Setelah terdiam beberapa saat, Senja mengambil ponsel di kamarnya. Ingin mengirimkan pesan dan membicarakan permasalahan yang semakin berlarut ini dengan Sabda. Namun signal tak ada sama sekali. Senja memakai kartu yang tidak menjangkau dengan baik tempat tinggalnya.
Mereka bertiga berbincang hingga larut malam. Senja dan Nina memilih tidur di kasur lantai depan televisi. Nina yang kelelahan telah terlelap, tapi Senja tidak merasakan kantuk sama sekali.
Di tempat lain, di sebuah kamar rumah milik Pakdhe Harto. Sabda masih duduk di tepi pembaringan setelah bicara cukup lama dengan laki-laki itu di ruang tamu.
Bagaimana sekarang, dia jujur akan menghancurkan harga diri dan kehormatan Senja serta ibunya. Bahkan harga dirinya sendiri. Jika di lanjutkan, sungguh ini di luar jangkauannya. Dia tidak kepikiran akan menikah secepat ini meski usianya sudah dua puluh delapan tahun. Apalagi menikahi Senja. Mantan kekasih sepupunya.
Jika besok dia jujur, satu desa akan heboh dengan kabar ini. Lantas bagaimana dengan Senja? Bagaimana dengan Bu Hanum? Bagaimana mereka sanggup bertatap muka dengan kerabat, terutama dengan warga desa.
Sabda menarik napas berat. Terlebih tadi Pakdhe Harto baru saja cerita tentang kehidupan masa kecilnya Senja tanpa kehadiran sosok ayahnya. Gadis sederhana dan penurut.
"Sewaktu Senja pamit hendak kerja di kota. Pakdhe sudah mewanti-wanti agar dia berhati-hati dan bisa jaga diri. Pakdhe pesan agar jangan pulang bawa laki-laki kalau hanya sekedar teman. Kecuali pria itu serius untuk mengajaknya berumah tangga. Kehormatan anak gadis bagi kami adalah segalanya, Nak Andra. Kami nggak ingin anak-anak perawan kami masuk dalam pergaulan bebas bahkan jangan sampai hamil di luar nikah. Alhamdulillah, Senja nurut. Baru kali ini dia pulang bersama seorang laki-laki yang serius dengannya." Kata-kata Pakdhenya Senja makin membuat Sabda merasa tidak enak hati jika harus mengatakan kebenaranya. Perlahan pria itu merebahkan tubuhnya di dipan.

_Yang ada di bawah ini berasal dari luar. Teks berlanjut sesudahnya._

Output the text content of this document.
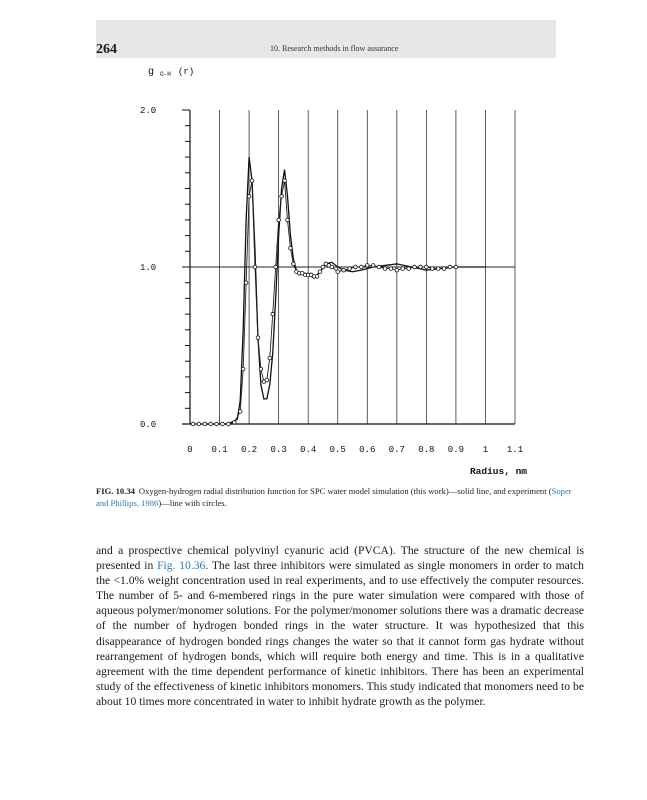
264	10. Research methods in flow assurance
2.0
1.0
0.0
0 0.1 0.2 0.3 0.4 0.5 0.6 0.7 0.8 0.9 1 1.1
g O-H (r)
Radius, nm
FIG. 10.34 Oxygen-hydrogen radial distribution function for SPC water model simulation (this work)—solid line, and experiment (Soper and Phillips, 1986)—line with circles.

and a prospective chemical polyvinyl cyanuric acid (PVCA). The structure of the new chemical is presented in Fig. 10.36. The last three inhibitors were simulated as single monomers in order to match the <1.0% weight concentration used in real experiments, and to use effectively the computer resources. The number of 5- and 6-membered rings in the pure water simulation were compared with those of aqueous polymer/monomer solutions. For the polymer/monomer solutions there was a dramatic decrease of the number of hydrogen bonded rings in the water structure. It was hypothesized that this disappearance of hydrogen bonded rings changes the water so that it cannot form gas hydrate without rearrangement of hydrogen bonds, which will require both energy and time. This is in a qualitative agreement with the time dependent performance of kinetic inhibitors. There has been an experimental study of the effectiveness of kinetic inhibitors monomers. This study indicated that monomers need to be about 10 times more concentrated in water to inhibit hydrate growth as the polymer.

Di raihnya ponsel di atas meja kecil samping tempat tidur. Tak ada signal. Namun dia masih bisa melihat beberapa panggilan masuk tadi siang. Dari Mamanya, dari Papa juga kakaknya. Ada juga sejumlah pesan yang dikirim berjam-jam yang lalu, saat signal masih terjangkau sebelum dia masuk desanya Senja. Pesan dari keluarga dan Arga.
Di letakannya kembali ponsel, karena percuma juga di jawab kalau signal sama sekali kosong.
Semalaman Sabda tidak bisa tidur. Dia berpikir keras bagaimana mencari solusi untuk besok. Di rumahnya pun senja juga begitu, dia sama sekali tidak bisa memejam meski sejenak.